Dans le domaine subversif, une fois rejeté le déterminisme qui considère la révolution comme la fatalité inéluctable du destin humain, la possibilité d’un renversement de l’ordre social a toujours été liée à la diffusion de la prétendue conscience (de classe ou individuelle, possédée par tous ou octroyée uniquement aux intellectuels, tout ça c’est une autre question). Or, cette conscience est-ce autre chose que la conscience de soi  ? C’est la conscience qui alimente la critique, et c’est la critique qui développe la conscience, dans un processus qui amène directement à l’affrontement avec l’existant. Voilà pourquoi la formation de la conscience est quotidiennement empêchée par les techniques modernes de persuasion, de propagande et de manipulation mises en œuvre par la domination, celles qui réduisent l’infini à la minuscule mesure institutionnelle. Il ne faut pas permettre à l’être humain, bombardé par milles suggestions, ordres, chantages et habitudes, de se découvrir soi-même et de s’autodéterminer. On pourrait donc penser que les ennemis de ce monde devraient avoir tout intérêt à considérer la critique comme d’importance vitale…
Par définition, critiquer signifie «  examiner quelque chose principalement pour mettre en relief ses défauts  ». Quelle est l’intention d’un tel regard  ? Bien évidemment celui d’en avoir conscience afin de pouvoir y remédier. On met en évidence les défauts pour éviter de les répéter, pour les corriger, pour les déjouer. Cela explique pourquoi la critique devrait toujours être sollicitée, et jamais découragée. Mais, comme on l’a dit, personne n’ose nier les vertus de la critique. Il suffit… qu’elle se dirige sur les autres. Le problème émerge en effet quand le regard critique se pose sur ceux qui sont proches de nous, sur nous-mêmes, sur ce que l’on partage et que l’on est en train de faire. Alors toute l’appréciation publique pour la critique, toute la noble disponibilité à y prêter attention se transforme immédiatement en agacement et en rancœur. Comment osez-vous nous critiquer  ? Critiquez les autres, et nous saluerons vos brillantes observations  ; critiquez-nous, et nous liquiderons vos plates banalités.

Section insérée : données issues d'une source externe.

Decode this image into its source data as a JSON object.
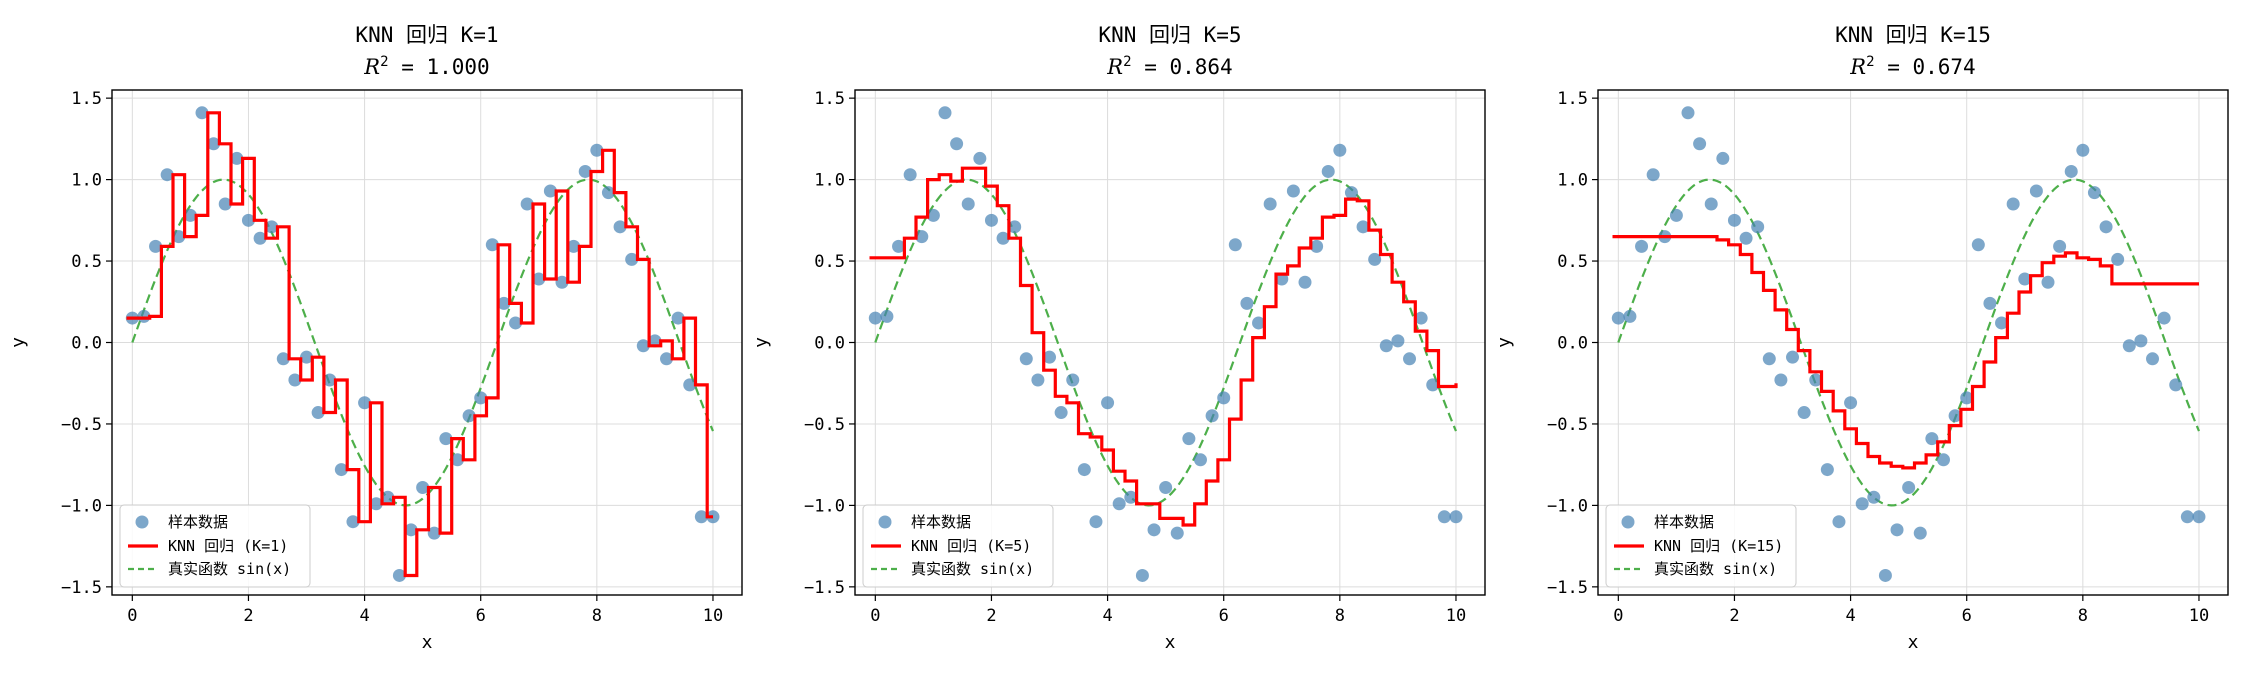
{
  "chart_data": [
    {
      "type": "line",
      "title": "KNN 回归 K=1",
      "subtitle_prefix": "R",
      "subtitle_sup": "2",
      "subtitle_value": " = 1.000",
      "xlabel": "x",
      "ylabel": "y",
      "xlim": [
        -0.35,
        10.5
      ],
      "ylim": [
        -1.55,
        1.55
      ],
      "xticks": [
        0,
        2,
        4,
        6,
        8,
        10
      ],
      "yticks": [
        -1.5,
        -1.0,
        -0.5,
        0.0,
        0.5,
        1.0,
        1.5
      ],
      "ytick_labels": [
        "−1.5",
        "−1.0",
        "−0.5",
        "0.0",
        "0.5",
        "1.0",
        "1.5"
      ],
      "grid": true,
      "legend_position": "lower-left",
      "legend": [
        "样本数据",
        "KNN 回归 (K=1)",
        "真实函数 sin(x)"
      ],
      "k": 1,
      "pred_y": [
        0.15,
        0.15,
        0.16,
        0.59,
        1.03,
        0.65,
        0.78,
        1.41,
        1.22,
        0.85,
        1.13,
        0.75,
        0.64,
        0.71,
        -0.1,
        -0.23,
        -0.09,
        -0.43,
        -0.23,
        -0.78,
        -1.1,
        -0.37,
        -0.99,
        -0.95,
        -1.43,
        -1.15,
        -0.89,
        -1.17,
        -0.59,
        -0.72,
        -0.45,
        -0.34,
        0.6,
        0.24,
        0.12,
        0.85,
        0.39,
        0.93,
        0.37,
        0.59,
        1.05,
        1.18,
        0.92,
        0.71,
        0.51,
        -0.02,
        0.01,
        -0.1,
        0.15,
        -0.26,
        -1.07,
        -1.07
      ],
      "colors": {
        "points": "#4682b4",
        "knn": "#ff0000",
        "true": "#4daf4a"
      }
    },
    {
      "type": "line",
      "title": "KNN 回归 K=5",
      "subtitle_prefix": "R",
      "subtitle_sup": "2",
      "subtitle_value": " = 0.864",
      "xlabel": "x",
      "ylabel": "y",
      "xlim": [
        -0.35,
        10.5
      ],
      "ylim": [
        -1.55,
        1.55
      ],
      "xticks": [
        0,
        2,
        4,
        6,
        8,
        10
      ],
      "yticks": [
        -1.5,
        -1.0,
        -0.5,
        0.0,
        0.5,
        1.0,
        1.5
      ],
      "ytick_labels": [
        "−1.5",
        "−1.0",
        "−0.5",
        "0.0",
        "0.5",
        "1.0",
        "1.5"
      ],
      "grid": true,
      "legend_position": "lower-left",
      "legend": [
        "样本数据",
        "KNN 回归 (K=5)",
        "真实函数 sin(x)"
      ],
      "k": 5,
      "pred_y": [
        0.52,
        0.52,
        0.52,
        0.64,
        0.77,
        1.0,
        1.03,
        0.99,
        1.07,
        1.07,
        0.96,
        0.84,
        0.64,
        0.35,
        0.06,
        -0.17,
        -0.33,
        -0.37,
        -0.56,
        -0.58,
        -0.66,
        -0.79,
        -0.85,
        -0.99,
        -0.99,
        -1.08,
        -1.08,
        -1.12,
        -0.99,
        -0.85,
        -0.72,
        -0.47,
        -0.23,
        0.03,
        0.22,
        0.42,
        0.47,
        0.58,
        0.64,
        0.77,
        0.78,
        0.88,
        0.87,
        0.69,
        0.54,
        0.37,
        0.25,
        0.07,
        -0.05,
        -0.27,
        -0.27,
        -0.25
      ],
      "colors": {
        "points": "#4682b4",
        "knn": "#ff0000",
        "true": "#4daf4a"
      }
    },
    {
      "type": "line",
      "title": "KNN 回归 K=15",
      "subtitle_prefix": "R",
      "subtitle_sup": "2",
      "subtitle_value": " = 0.674",
      "xlabel": "x",
      "ylabel": "y",
      "xlim": [
        -0.35,
        10.5
      ],
      "ylim": [
        -1.55,
        1.55
      ],
      "xticks": [
        0,
        2,
        4,
        6,
        8,
        10
      ],
      "yticks": [
        -1.5,
        -1.0,
        -0.5,
        0.0,
        0.5,
        1.0,
        1.5
      ],
      "ytick_labels": [
        "−1.5",
        "−1.0",
        "−0.5",
        "0.0",
        "0.5",
        "1.0",
        "1.5"
      ],
      "grid": true,
      "legend_position": "lower-left",
      "legend": [
        "样本数据",
        "KNN 回归 (K=15)",
        "真实函数 sin(x)"
      ],
      "k": 15,
      "pred_y": [
        0.65,
        0.65,
        0.65,
        0.65,
        0.65,
        0.65,
        0.65,
        0.65,
        0.65,
        0.63,
        0.6,
        0.54,
        0.43,
        0.32,
        0.2,
        0.08,
        -0.05,
        -0.18,
        -0.3,
        -0.42,
        -0.53,
        -0.62,
        -0.7,
        -0.74,
        -0.76,
        -0.77,
        -0.74,
        -0.69,
        -0.61,
        -0.51,
        -0.41,
        -0.27,
        -0.12,
        0.03,
        0.18,
        0.31,
        0.41,
        0.49,
        0.53,
        0.55,
        0.52,
        0.51,
        0.47,
        0.36,
        0.36,
        0.36,
        0.36,
        0.36,
        0.36,
        0.36,
        0.36,
        0.36
      ],
      "colors": {
        "points": "#4682b4",
        "knn": "#ff0000",
        "true": "#4daf4a"
      }
    }
  ],
  "samples": {
    "x": [
      0.0,
      0.2,
      0.4,
      0.6,
      0.8,
      1.0,
      1.2,
      1.4,
      1.6,
      1.8,
      2.0,
      2.2,
      2.4,
      2.6,
      2.8,
      3.0,
      3.2,
      3.4,
      3.6,
      3.8,
      4.0,
      4.2,
      4.4,
      4.6,
      4.8,
      5.0,
      5.2,
      5.4,
      5.6,
      5.8,
      6.0,
      6.2,
      6.4,
      6.6,
      6.8,
      7.0,
      7.2,
      7.4,
      7.6,
      7.8,
      8.0,
      8.2,
      8.4,
      8.6,
      8.8,
      9.0,
      9.2,
      9.4,
      9.6,
      9.8,
      10.0
    ],
    "y": [
      0.15,
      0.16,
      0.59,
      1.03,
      0.65,
      0.78,
      1.41,
      1.22,
      0.85,
      1.13,
      0.75,
      0.64,
      0.71,
      -0.1,
      -0.23,
      -0.09,
      -0.43,
      -0.23,
      -0.78,
      -1.1,
      -0.37,
      -0.99,
      -0.95,
      -1.43,
      -1.15,
      -0.89,
      -1.17,
      -0.59,
      -0.72,
      -0.45,
      -0.34,
      0.6,
      0.24,
      0.12,
      0.85,
      0.39,
      0.93,
      0.37,
      0.59,
      1.05,
      1.18,
      0.92,
      0.71,
      0.51,
      -0.02,
      0.01,
      -0.1,
      0.15,
      -0.26,
      -1.07,
      -1.07
    ]
  },
  "pred_x": [
    -0.1,
    0.1,
    0.3,
    0.5,
    0.7,
    0.9,
    1.1,
    1.3,
    1.5,
    1.7,
    1.9,
    2.1,
    2.3,
    2.5,
    2.7,
    2.9,
    3.1,
    3.3,
    3.5,
    3.7,
    3.9,
    4.1,
    4.3,
    4.5,
    4.7,
    4.9,
    5.1,
    5.3,
    5.5,
    5.7,
    5.9,
    6.1,
    6.3,
    6.5,
    6.7,
    6.9,
    7.1,
    7.3,
    7.5,
    7.7,
    7.9,
    8.1,
    8.3,
    8.5,
    8.7,
    8.9,
    9.1,
    9.3,
    9.5,
    9.7,
    9.9,
    10.0
  ],
  "true_function": {
    "x_start": 0,
    "x_end": 10
  }
}
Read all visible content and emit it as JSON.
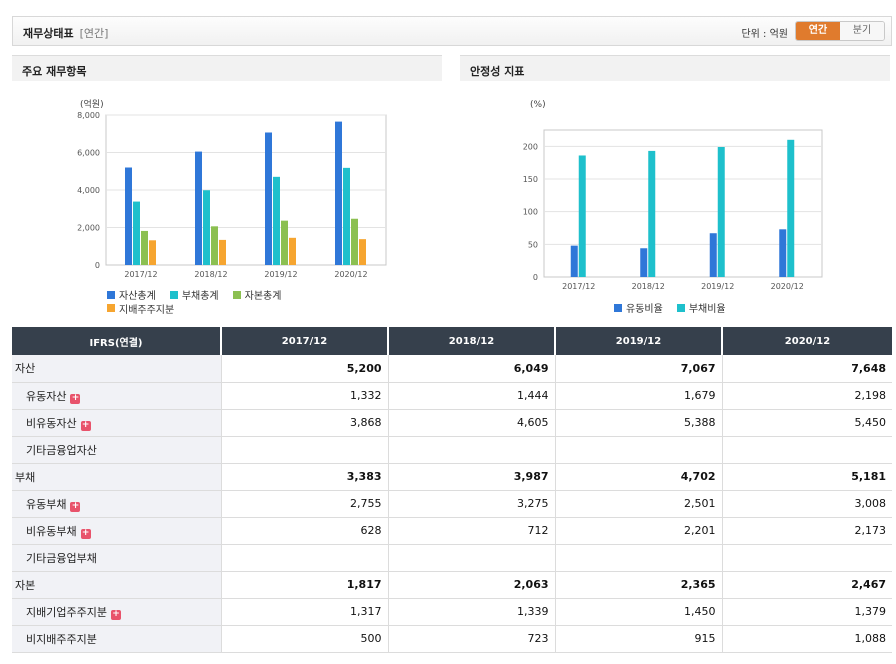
{
  "header": {
    "title": "재무상태표",
    "subtitle": "[연간]",
    "unit_label": "단위 : 억원",
    "tabs": [
      {
        "label": "연간",
        "active": true
      },
      {
        "label": "분기",
        "active": false
      }
    ]
  },
  "panels": {
    "left_title": "주요 재무항목",
    "right_title": "안정성 지표"
  },
  "chart_data": [
    {
      "type": "bar",
      "title": "주요 재무항목",
      "ylabel": "(억원)",
      "ylim": [
        0,
        8000
      ],
      "yticks": [
        "0",
        "2,000",
        "4,000",
        "6,000",
        "8,000"
      ],
      "ytick_values": [
        0,
        2000,
        4000,
        6000,
        8000
      ],
      "categories": [
        "2017/12",
        "2018/12",
        "2019/12",
        "2020/12"
      ],
      "series": [
        {
          "name": "자산총계",
          "color": "#2f77d8",
          "values": [
            5200,
            6049,
            7067,
            7648
          ]
        },
        {
          "name": "부채총계",
          "color": "#1ec0cc",
          "values": [
            3383,
            3987,
            4702,
            5181
          ]
        },
        {
          "name": "자본총계",
          "color": "#8cc051",
          "values": [
            1817,
            2063,
            2365,
            2467
          ]
        },
        {
          "name": "지배주주지분",
          "color": "#f6a530",
          "values": [
            1317,
            1339,
            1450,
            1379
          ]
        }
      ]
    },
    {
      "type": "bar",
      "title": "안정성 지표",
      "ylabel": "(%)",
      "ylim": [
        0,
        225
      ],
      "yticks": [
        "0",
        "50",
        "100",
        "150",
        "200"
      ],
      "ytick_values": [
        0,
        50,
        100,
        150,
        200
      ],
      "categories": [
        "2017/12",
        "2018/12",
        "2019/12",
        "2020/12"
      ],
      "series": [
        {
          "name": "유동비율",
          "color": "#2f77d8",
          "values": [
            48,
            44,
            67,
            73
          ]
        },
        {
          "name": "부채비율",
          "color": "#1ec0cc",
          "values": [
            186,
            193,
            199,
            210
          ]
        }
      ]
    }
  ],
  "table": {
    "header": [
      "IFRS(연결)",
      "2017/12",
      "2018/12",
      "2019/12",
      "2020/12"
    ],
    "rows": [
      {
        "label": "자산",
        "main": true,
        "expand": false,
        "values": [
          "5,200",
          "6,049",
          "7,067",
          "7,648"
        ]
      },
      {
        "label": "유동자산",
        "main": false,
        "expand": true,
        "values": [
          "1,332",
          "1,444",
          "1,679",
          "2,198"
        ]
      },
      {
        "label": "비유동자산",
        "main": false,
        "expand": true,
        "values": [
          "3,868",
          "4,605",
          "5,388",
          "5,450"
        ]
      },
      {
        "label": "기타금융업자산",
        "main": false,
        "expand": false,
        "values": [
          "",
          "",
          "",
          ""
        ]
      },
      {
        "label": "부채",
        "main": true,
        "expand": false,
        "values": [
          "3,383",
          "3,987",
          "4,702",
          "5,181"
        ]
      },
      {
        "label": "유동부채",
        "main": false,
        "expand": true,
        "values": [
          "2,755",
          "3,275",
          "2,501",
          "3,008"
        ]
      },
      {
        "label": "비유동부채",
        "main": false,
        "expand": true,
        "values": [
          "628",
          "712",
          "2,201",
          "2,173"
        ]
      },
      {
        "label": "기타금융업부채",
        "main": false,
        "expand": false,
        "values": [
          "",
          "",
          "",
          ""
        ]
      },
      {
        "label": "자본",
        "main": true,
        "expand": false,
        "values": [
          "1,817",
          "2,063",
          "2,365",
          "2,467"
        ]
      },
      {
        "label": "지배기업주주지분",
        "main": false,
        "expand": true,
        "values": [
          "1,317",
          "1,339",
          "1,450",
          "1,379"
        ]
      },
      {
        "label": "비지배주주지분",
        "main": false,
        "expand": false,
        "values": [
          "500",
          "723",
          "915",
          "1,088"
        ]
      }
    ]
  }
}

La raison de ce comportement est simple. La critique est perçue comme une attaque, donc elle n’est justifiable que quand elle vise l’extérieur. Dans le cas contraire, elle ne peut pas être acceptée. Parce qu’elle divise, au lieu d’unir. C’est là tout le souci  : ce ne devrait pas être l’acceptation passive de règles, de coutumes, de slogans et d’idéologies qui unissent, mais plutôt le partage d’idées, de méthodes et de perspectives. Un ensemble de choses qui ne requièrent pas la suspension de l’esprit critique, mais son affinement, son renforcement. «  J’aime être critiqué – écrivait un compagnon de l’autre côté de l’océan – parce que la critique m’indique les points faibles de ma pensée, me permettant ainsi de les renforcer  ». Voilà comment devrait être considérée la critique  : comme une occasion de s’améliorer. Naturellement une critique peut aussi être considérée comme hors sujet, ou injustifiée. Que reste-t-il à faire alors  ? Ou bien ouvrir un débat qui – loin de faire perdre du temps et de l’énergie – ne peut qu’enrichir tout le monde, en donnant à chacun une plus grande conscience (dans un sens ou dans un autre, peu importe). Mais cela implique d’écouter les critiques, d’y réfléchir, de les analyser pour éventuellement les contredire. C’est ce qui est arrivé un nombre inconsidérable de fois dans le passé, quand le mouvement était un creuset de discussions et de polémiques, parfois même féroces. Ou alors, triste alternative, éviter tout débat en accumulant de la rancœur envers ceux qui osent critiquer («  On ne jette pas de la merde sur les compagnons  !  »), ce qui arrive régulièrement dans le présent. Avec quelles argumentations, c’est que nous allons voir.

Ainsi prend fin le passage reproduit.